Après cette analyse de l’initiation yira, on peut se demander pourquoi toute cette démarche hallucinante, qui paraît un peu trop anthropologique. Nous pensons simplement qu’une école initiatique bien pensée par nos ancêtres peut nous faire bénéficier de ses effets dans l’Eglise. Dominique Zahan est-il digne de foi quand il affirme : « L’initiation africaine se veut être une sorte de sacrement qui, après une mise à mort symbolique du novice, est susceptible de lui octroyer la résurrection et une nouvelle vie.
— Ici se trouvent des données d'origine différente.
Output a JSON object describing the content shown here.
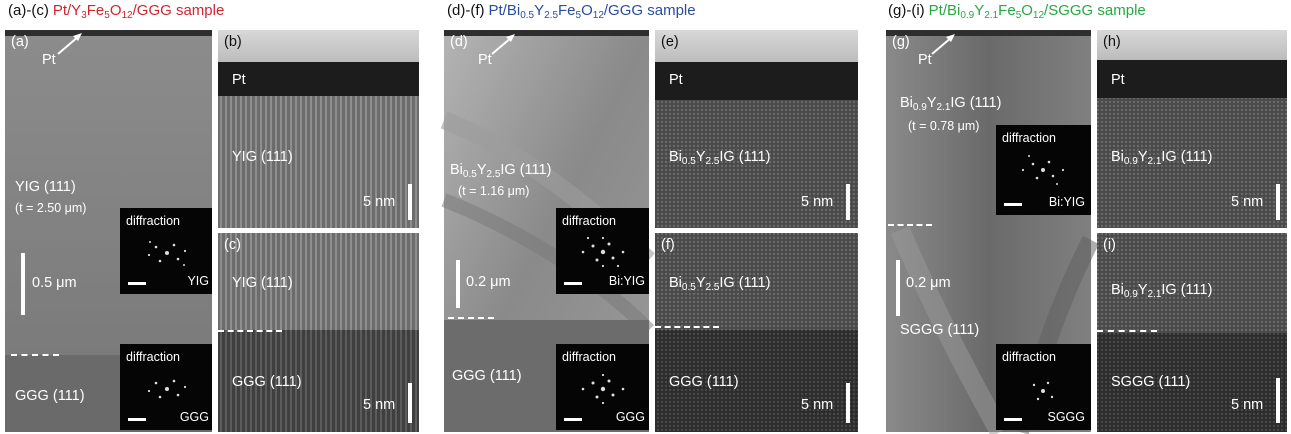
{
  "groups": [
    {
      "prefix": "(a)-(c)",
      "sample": "Pt/Y3Fe5O12/GGG sample",
      "color": "#d0242f"
    },
    {
      "prefix": "(d)-(f)",
      "sample": "Pt/Bi0.5Y2.5Fe5O12/GGG sample",
      "color": "#2a4e9c"
    },
    {
      "prefix": "(g)-(i)",
      "sample": "Pt/Bi0.9Y2.1Fe5O12/SGGG sample",
      "color": "#27a844"
    }
  ],
  "panels": {
    "a": {
      "letter": "(a)",
      "pt": "Pt",
      "film": "YIG (111)",
      "thickness": "(t = 2.50 μm)",
      "scale": "0.5 μm",
      "inset_film": {
        "title": "diffraction",
        "tag": "YIG"
      },
      "substrate": "GGG (111)",
      "inset_sub": {
        "title": "diffraction",
        "tag": "GGG"
      }
    },
    "b": {
      "letter": "(b)",
      "pt": "Pt",
      "film": "YIG (111)",
      "scale": "5 nm"
    },
    "c": {
      "letter": "(c)",
      "film": "YIG (111)",
      "substrate": "GGG (111)",
      "scale": "5 nm"
    },
    "d": {
      "letter": "(d)",
      "pt": "Pt",
      "film": "Bi0.5Y2.5IG (111)",
      "thickness": "(t = 1.16 μm)",
      "scale": "0.2 μm",
      "inset_film": {
        "title": "diffraction",
        "tag": "Bi:YIG"
      },
      "substrate": "GGG (111)",
      "inset_sub": {
        "title": "diffraction",
        "tag": "GGG"
      }
    },
    "e": {
      "letter": "(e)",
      "pt": "Pt",
      "film": "Bi0.5Y2.5IG (111)",
      "scale": "5 nm"
    },
    "f": {
      "letter": "(f)",
      "film": "Bi0.5Y2.5IG (111)",
      "substrate": "GGG (111)",
      "scale": "5 nm"
    },
    "g": {
      "letter": "(g)",
      "pt": "Pt",
      "film": "Bi0.9Y2.1IG (111)",
      "thickness": "(t = 0.78 μm)",
      "scale": "0.2 μm",
      "inset_film": {
        "title": "diffraction",
        "tag": "Bi:YIG"
      },
      "substrate": "SGGG (111)",
      "inset_sub": {
        "title": "diffraction",
        "tag": "SGGG"
      }
    },
    "h": {
      "letter": "(h)",
      "pt": "Pt",
      "film": "Bi0.9Y2.1IG (111)",
      "scale": "5 nm"
    },
    "i": {
      "letter": "(i)",
      "film": "Bi0.9Y2.1IG (111)",
      "substrate": "SGGG (111)",
      "scale": "5 nm"
    }
  }
}
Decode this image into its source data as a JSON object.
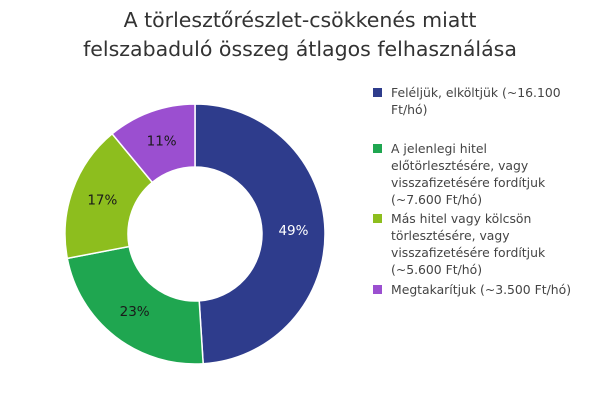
{
  "chart_data": {
    "type": "pie",
    "title": [
      "A törlesztőrészlet-csökkenés miatt",
      "felszabaduló összeg átlagos felhasználása"
    ],
    "donut": true,
    "legend_position": "right",
    "slices": [
      {
        "label": "Feléljük, elköltjük (~16.100 Ft/hó)",
        "value": 49,
        "display": "49%",
        "color": "#2E3C8C",
        "label_color": "#ffffff"
      },
      {
        "label": "A jelenlegi hitel előtörlesztésére, vagy visszafizetésére fordítjuk (~7.600 Ft/hó)",
        "value": 23,
        "display": "23%",
        "color": "#1FA650",
        "label_color": "#1a1a1a"
      },
      {
        "label": "Más hitel vagy kölcsön törlesztésére, vagy visszafizetésére fordítjuk (~5.600 Ft/hó)",
        "value": 17,
        "display": "17%",
        "color": "#8DBE1E",
        "label_color": "#1a1a1a"
      },
      {
        "label": "Megtakarítjuk (~3.500 Ft/hó)",
        "value": 11,
        "display": "11%",
        "color": "#9B4FD0",
        "label_color": "#1a1a1a"
      }
    ]
  }
}
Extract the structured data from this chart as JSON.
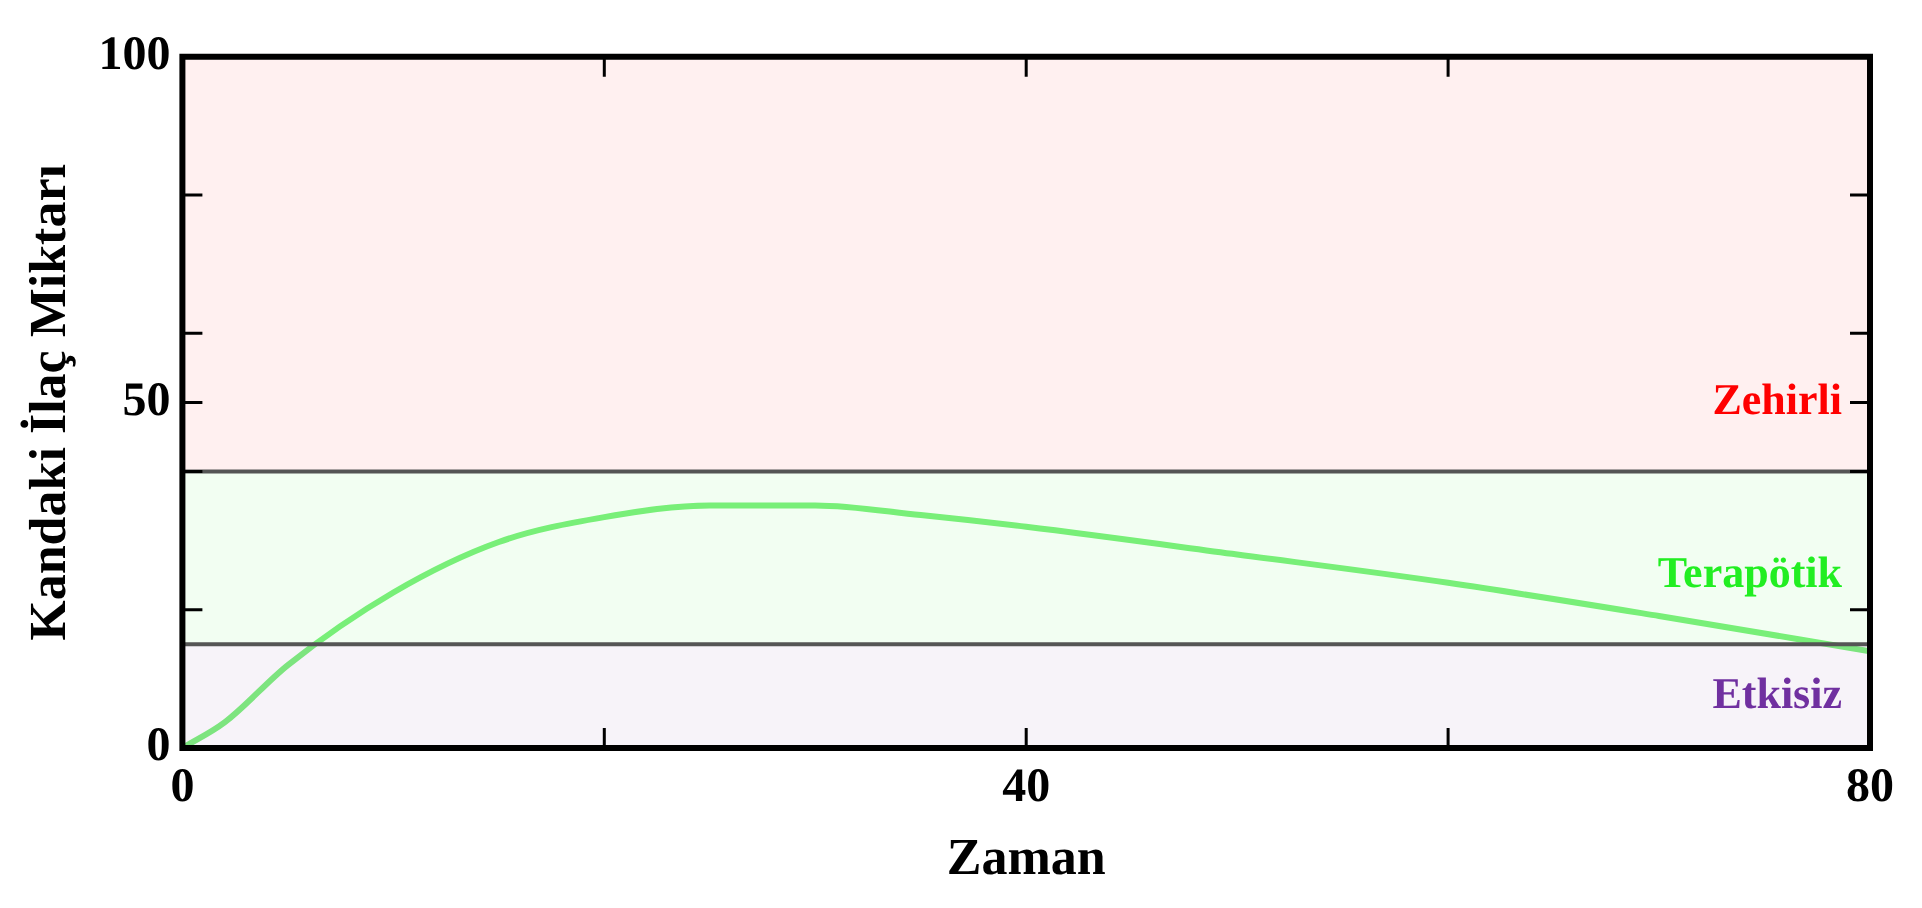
{
  "chart_data": {
    "type": "line",
    "xlabel": "Zaman",
    "ylabel": "Kandaki İlaç Miktarı",
    "xlim": [
      0,
      80
    ],
    "xticks": [
      0,
      {
        "value": 20,
        "label": null
      },
      40,
      {
        "value": 60,
        "label": null
      },
      80
    ],
    "ylim": [
      0,
      100
    ],
    "yticks": [
      0,
      {
        "value": 20,
        "label": null
      },
      {
        "value": 40,
        "label": null
      },
      50,
      {
        "value": 60,
        "label": null
      },
      {
        "value": 80,
        "label": null
      },
      100
    ],
    "series": [
      {
        "color": "#7ef07e",
        "x": [
          0,
          2,
          5,
          10,
          15,
          20,
          25,
          30,
          35,
          40,
          50,
          60,
          70,
          80
        ],
        "values": [
          0,
          3.7,
          12,
          22.5,
          29.8,
          33.4,
          35.1,
          35.1,
          33.7,
          32,
          28,
          23.9,
          19.1,
          14
        ]
      }
    ],
    "ref_lines": [
      {
        "axis": "y",
        "value": 40,
        "color": "#555555"
      },
      {
        "axis": "y",
        "value": 15,
        "color": "#555555"
      }
    ],
    "bands": [
      {
        "axis": "y",
        "from": 40,
        "to": 100,
        "label": "Zehirli",
        "color": "#ff0000"
      },
      {
        "axis": "y",
        "from": 15,
        "to": 40,
        "label": "Terapötik",
        "color": "#22ee22"
      },
      {
        "axis": "y",
        "from": 0,
        "to": 15,
        "label": "Etkisiz",
        "color": "#7030a0"
      }
    ],
    "marker": "none",
    "line_style": "solid",
    "legend": false,
    "grid": false
  }
}
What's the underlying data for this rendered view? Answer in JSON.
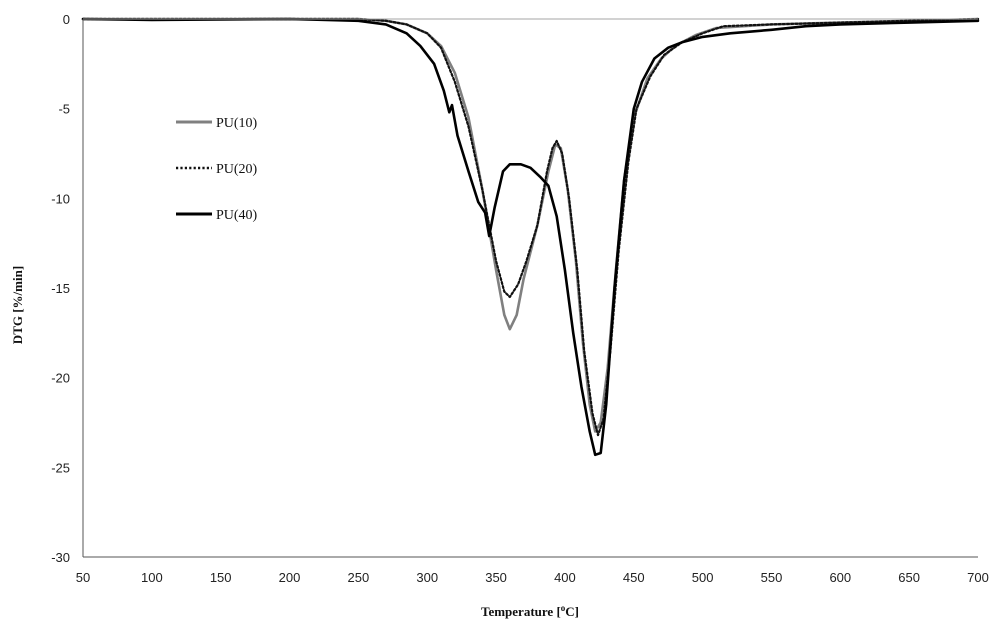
{
  "chart_data": {
    "type": "line",
    "xlabel": "Temperature  [",
    "xlabel_sup": "o",
    "xlabel_unit": "C]",
    "ylabel": "DTG [%/min]",
    "xlim": [
      50,
      700
    ],
    "ylim": [
      -30,
      0
    ],
    "xticks": [
      "50",
      "100",
      "150",
      "200",
      "250",
      "300",
      "350",
      "400",
      "450",
      "500",
      "550",
      "600",
      "650",
      "700"
    ],
    "yticks": [
      "0",
      "-5",
      "-10",
      "-15",
      "-20",
      "-25",
      "-30"
    ],
    "grid": false,
    "legend_position": "left-upper",
    "series": [
      {
        "name": "PU(10)",
        "color": "#808080",
        "style": "solid",
        "points": [
          [
            50,
            0
          ],
          [
            100,
            0
          ],
          [
            200,
            0
          ],
          [
            250,
            0
          ],
          [
            270,
            -0.1
          ],
          [
            285,
            -0.3
          ],
          [
            300,
            -0.8
          ],
          [
            310,
            -1.5
          ],
          [
            320,
            -3
          ],
          [
            330,
            -5.5
          ],
          [
            340,
            -9.5
          ],
          [
            350,
            -14
          ],
          [
            356,
            -16.5
          ],
          [
            360,
            -17.3
          ],
          [
            365,
            -16.5
          ],
          [
            370,
            -14.5
          ],
          [
            380,
            -11.5
          ],
          [
            388,
            -8.5
          ],
          [
            393,
            -7
          ],
          [
            397,
            -7.2
          ],
          [
            402,
            -9.5
          ],
          [
            408,
            -13.5
          ],
          [
            413,
            -18
          ],
          [
            418,
            -21.5
          ],
          [
            422,
            -23
          ],
          [
            426,
            -22.5
          ],
          [
            431,
            -19.5
          ],
          [
            437,
            -14
          ],
          [
            443,
            -9
          ],
          [
            450,
            -5.5
          ],
          [
            460,
            -3.3
          ],
          [
            470,
            -2.2
          ],
          [
            480,
            -1.5
          ],
          [
            495,
            -0.9
          ],
          [
            510,
            -0.5
          ],
          [
            550,
            -0.3
          ],
          [
            600,
            -0.2
          ],
          [
            650,
            -0.1
          ],
          [
            700,
            0
          ]
        ]
      },
      {
        "name": "PU(20)",
        "color": "#111111",
        "style": "dotted",
        "points": [
          [
            50,
            0
          ],
          [
            100,
            0
          ],
          [
            200,
            0
          ],
          [
            250,
            0
          ],
          [
            270,
            -0.1
          ],
          [
            285,
            -0.3
          ],
          [
            300,
            -0.8
          ],
          [
            310,
            -1.6
          ],
          [
            320,
            -3.5
          ],
          [
            330,
            -6
          ],
          [
            340,
            -9.5
          ],
          [
            350,
            -13.5
          ],
          [
            356,
            -15.2
          ],
          [
            360,
            -15.5
          ],
          [
            366,
            -14.8
          ],
          [
            372,
            -13.5
          ],
          [
            380,
            -11.5
          ],
          [
            387,
            -8.5
          ],
          [
            391,
            -7.2
          ],
          [
            394,
            -6.8
          ],
          [
            398,
            -7.5
          ],
          [
            403,
            -10
          ],
          [
            409,
            -14
          ],
          [
            414,
            -18.5
          ],
          [
            420,
            -22
          ],
          [
            424,
            -23.2
          ],
          [
            428,
            -22.3
          ],
          [
            433,
            -18.5
          ],
          [
            439,
            -13
          ],
          [
            446,
            -8
          ],
          [
            452,
            -5
          ],
          [
            462,
            -3.2
          ],
          [
            472,
            -2
          ],
          [
            485,
            -1.3
          ],
          [
            500,
            -0.8
          ],
          [
            515,
            -0.4
          ],
          [
            550,
            -0.3
          ],
          [
            600,
            -0.2
          ],
          [
            650,
            -0.1
          ],
          [
            700,
            0
          ]
        ]
      },
      {
        "name": "PU(40)",
        "color": "#000000",
        "style": "solid",
        "points": [
          [
            50,
            0
          ],
          [
            100,
            -0.05
          ],
          [
            200,
            0
          ],
          [
            250,
            -0.1
          ],
          [
            270,
            -0.3
          ],
          [
            285,
            -0.8
          ],
          [
            295,
            -1.5
          ],
          [
            305,
            -2.5
          ],
          [
            312,
            -4
          ],
          [
            316,
            -5.2
          ],
          [
            318,
            -4.8
          ],
          [
            322,
            -6.5
          ],
          [
            330,
            -8.5
          ],
          [
            337,
            -10.2
          ],
          [
            342,
            -10.8
          ],
          [
            345,
            -12.1
          ],
          [
            349,
            -10.5
          ],
          [
            355,
            -8.5
          ],
          [
            360,
            -8.1
          ],
          [
            368,
            -8.1
          ],
          [
            375,
            -8.3
          ],
          [
            382,
            -8.8
          ],
          [
            388,
            -9.3
          ],
          [
            394,
            -11
          ],
          [
            400,
            -14
          ],
          [
            406,
            -17.5
          ],
          [
            412,
            -20.5
          ],
          [
            418,
            -23
          ],
          [
            422,
            -24.3
          ],
          [
            426,
            -24.2
          ],
          [
            430,
            -21.5
          ],
          [
            436,
            -15
          ],
          [
            443,
            -9
          ],
          [
            450,
            -5
          ],
          [
            456,
            -3.5
          ],
          [
            465,
            -2.2
          ],
          [
            475,
            -1.6
          ],
          [
            485,
            -1.3
          ],
          [
            500,
            -1
          ],
          [
            520,
            -0.8
          ],
          [
            550,
            -0.6
          ],
          [
            575,
            -0.4
          ],
          [
            600,
            -0.3
          ],
          [
            650,
            -0.2
          ],
          [
            700,
            -0.1
          ]
        ]
      }
    ]
  }
}
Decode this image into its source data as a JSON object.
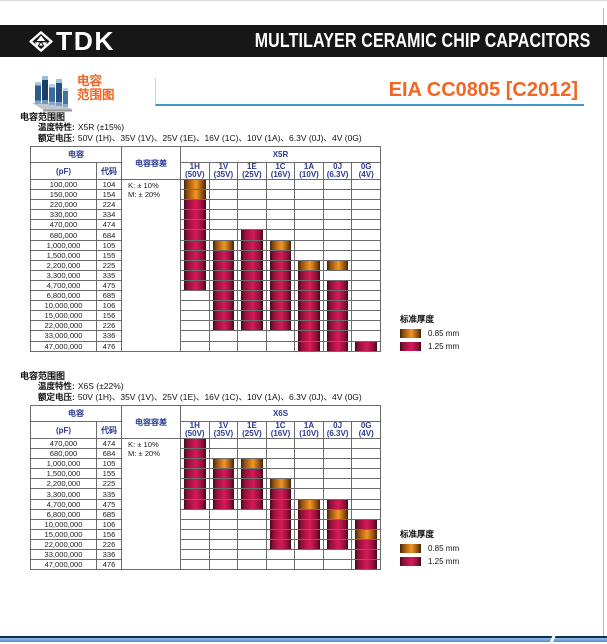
{
  "header": {
    "brand": "TDK",
    "bar_title": "MULTILAYER CERAMIC CHIP CAPACITORS"
  },
  "subheader": {
    "icon_caption_line1": "电容",
    "icon_caption_line2": "范围图",
    "page_title": "EIA CC0805 [C2012]"
  },
  "legend": {
    "title": "标准厚度",
    "items": [
      {
        "label": "0.85 mm",
        "key": "orange"
      },
      {
        "label": "1.25 mm",
        "key": "crimson"
      }
    ]
  },
  "colors": {
    "accent_orange": "#f26522",
    "header_navy": "#2b3a91",
    "thickness_085_orange": "#e1831c",
    "thickness_125_crimson": "#c91750",
    "header_bar_black": "#171717",
    "footer_blue": "#5c95c9"
  },
  "sections": [
    {
      "heading": "电容范围图",
      "lines": [
        {
          "label": "温度特性:",
          "value": "X5R (±15%)"
        },
        {
          "label": "额定电压:",
          "value": "50V (1H)、35V (1V)、25V (1E)、16V (1C)、10V (1A)、6.3V (0J)、4V (0G)"
        }
      ],
      "table": {
        "cap_header": "电容",
        "pf_header": "(pF)",
        "code_header": "代码",
        "tol_header": "电容容差",
        "series_header": "X5R",
        "volt_cols": [
          [
            "1H",
            "(50V)"
          ],
          [
            "1V",
            "(35V)"
          ],
          [
            "1E",
            "(25V)"
          ],
          [
            "1C",
            "(16V)"
          ],
          [
            "1A",
            "(10V)"
          ],
          [
            "0J",
            "(6.3V)"
          ],
          [
            "0G",
            "(4V)"
          ]
        ],
        "tolerances": [
          "K: ± 10%",
          "M: ± 20%"
        ],
        "rows": [
          [
            "100,000",
            "104"
          ],
          [
            "150,000",
            "154"
          ],
          [
            "220,000",
            "224"
          ],
          [
            "330,000",
            "334"
          ],
          [
            "470,000",
            "474"
          ],
          [
            "680,000",
            "684"
          ],
          [
            "1,000,000",
            "105"
          ],
          [
            "1,500,000",
            "155"
          ],
          [
            "2,200,000",
            "225"
          ],
          [
            "3,300,000",
            "335"
          ],
          [
            "4,700,000",
            "475"
          ],
          [
            "6,800,000",
            "685"
          ],
          [
            "10,000,000",
            "106"
          ],
          [
            "15,000,000",
            "156"
          ],
          [
            "22,000,000",
            "226"
          ],
          [
            "33,000,000",
            "336"
          ],
          [
            "47,000,000",
            "476"
          ]
        ],
        "bars": [
          {
            "col": 0,
            "segments": [
              {
                "from": 1,
                "to": 2,
                "thickness": "0.85"
              },
              {
                "from": 3,
                "to": 11,
                "thickness": "1.25"
              }
            ]
          },
          {
            "col": 1,
            "segments": [
              {
                "from": 7,
                "to": 7,
                "thickness": "0.85"
              },
              {
                "from": 8,
                "to": 15,
                "thickness": "1.25"
              }
            ]
          },
          {
            "col": 2,
            "segments": [
              {
                "from": 6,
                "to": 15,
                "thickness": "1.25"
              }
            ]
          },
          {
            "col": 3,
            "segments": [
              {
                "from": 7,
                "to": 7,
                "thickness": "0.85"
              },
              {
                "from": 8,
                "to": 15,
                "thickness": "1.25"
              }
            ]
          },
          {
            "col": 4,
            "segments": [
              {
                "from": 9,
                "to": 9,
                "thickness": "0.85"
              },
              {
                "from": 10,
                "to": 17,
                "thickness": "1.25"
              }
            ]
          },
          {
            "col": 5,
            "segments": [
              {
                "from": 9,
                "to": 9,
                "thickness": "0.85"
              },
              {
                "from": 11,
                "to": 17,
                "thickness": "1.25"
              }
            ]
          },
          {
            "col": 6,
            "segments": [
              {
                "from": 17,
                "to": 17,
                "thickness": "1.25"
              }
            ]
          }
        ]
      }
    },
    {
      "heading": "电容范围图",
      "lines": [
        {
          "label": "温度特性:",
          "value": "X6S (±22%)"
        },
        {
          "label": "额定电压:",
          "value": "50V (1H)、35V (1V)、25V (1E)、16V (1C)、10V (1A)、6.3V (0J)、4V (0G)"
        }
      ],
      "table": {
        "cap_header": "电容",
        "pf_header": "(pF)",
        "code_header": "代码",
        "tol_header": "电容容差",
        "series_header": "X6S",
        "volt_cols": [
          [
            "1H",
            "(50V)"
          ],
          [
            "1V",
            "(35V)"
          ],
          [
            "1E",
            "(25V)"
          ],
          [
            "1C",
            "(16V)"
          ],
          [
            "1A",
            "(10V)"
          ],
          [
            "0J",
            "(6.3V)"
          ],
          [
            "0G",
            "(4V)"
          ]
        ],
        "tolerances": [
          "K: ± 10%",
          "M: ± 20%"
        ],
        "rows": [
          [
            "470,000",
            "474"
          ],
          [
            "680,000",
            "684"
          ],
          [
            "1,000,000",
            "105"
          ],
          [
            "1,500,000",
            "155"
          ],
          [
            "2,200,000",
            "225"
          ],
          [
            "3,300,000",
            "335"
          ],
          [
            "4,700,000",
            "475"
          ],
          [
            "6,800,000",
            "685"
          ],
          [
            "10,000,000",
            "106"
          ],
          [
            "15,000,000",
            "156"
          ],
          [
            "22,000,000",
            "226"
          ],
          [
            "33,000,000",
            "336"
          ],
          [
            "47,000,000",
            "476"
          ]
        ],
        "bars": [
          {
            "col": 0,
            "segments": [
              {
                "from": 1,
                "to": 7,
                "thickness": "1.25"
              }
            ]
          },
          {
            "col": 1,
            "segments": [
              {
                "from": 3,
                "to": 3,
                "thickness": "0.85"
              },
              {
                "from": 4,
                "to": 7,
                "thickness": "1.25"
              }
            ]
          },
          {
            "col": 2,
            "segments": [
              {
                "from": 3,
                "to": 3,
                "thickness": "0.85"
              },
              {
                "from": 4,
                "to": 7,
                "thickness": "1.25"
              }
            ]
          },
          {
            "col": 3,
            "segments": [
              {
                "from": 5,
                "to": 5,
                "thickness": "0.85"
              },
              {
                "from": 6,
                "to": 11,
                "thickness": "1.25"
              }
            ]
          },
          {
            "col": 4,
            "segments": [
              {
                "from": 7,
                "to": 7,
                "thickness": "0.85"
              },
              {
                "from": 8,
                "to": 11,
                "thickness": "1.25"
              }
            ]
          },
          {
            "col": 5,
            "segments": [
              {
                "from": 7,
                "to": 7,
                "thickness": "1.25"
              },
              {
                "from": 8,
                "to": 8,
                "thickness": "0.85"
              },
              {
                "from": 9,
                "to": 11,
                "thickness": "1.25"
              }
            ]
          },
          {
            "col": 6,
            "segments": [
              {
                "from": 9,
                "to": 9,
                "thickness": "1.25"
              },
              {
                "from": 10,
                "to": 10,
                "thickness": "0.85"
              },
              {
                "from": 11,
                "to": 13,
                "thickness": "1.25"
              }
            ]
          }
        ]
      }
    }
  ]
}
Cet aspect du passage à la connaissance est de nature plus saillante que le premier, et s’affirme avec une évidence encore plus grande(…). On admet habituellement que la mort et la résurrection du néophyte correspondent à l’idée de renouvellement de l’être qui, grâce à ce traumatisme symbolique, dépouille le vieil homme qu’il était pour se muer en un nouvel homme correspondant à son état spirituel d’initié »[33]

 

En ce sens, l’institution initiatique lusumba peut offrir sa pédagogie à l’initiation chrétienne pour faire de nos chrétiens des vrais Africains et de vrais croyants. Plus concrètement, en milieu nande, bien que la circoncision se passe maintenant à l’hôpital lorsque l’enfant vient de naître, la sagesse qui accompagnait les pratiques traditionnelles reste vivante chez le peuple. Il y a une sorte de permanence, malgré les mutations de la société, de pratiques traditionnelles[34]. Les anciens savent bien que cette sagesse doit se transmettre aux générations futures. Ces survivances de l’initiation traditionnelle ne nous font pas douter de son utilité dans le cadre de notre recherche. Avant de voir dans quelle mesure cette initiation nous est utile dans le milieu chrétien, il convient de jeter un regard sur l’initiation chrétienne.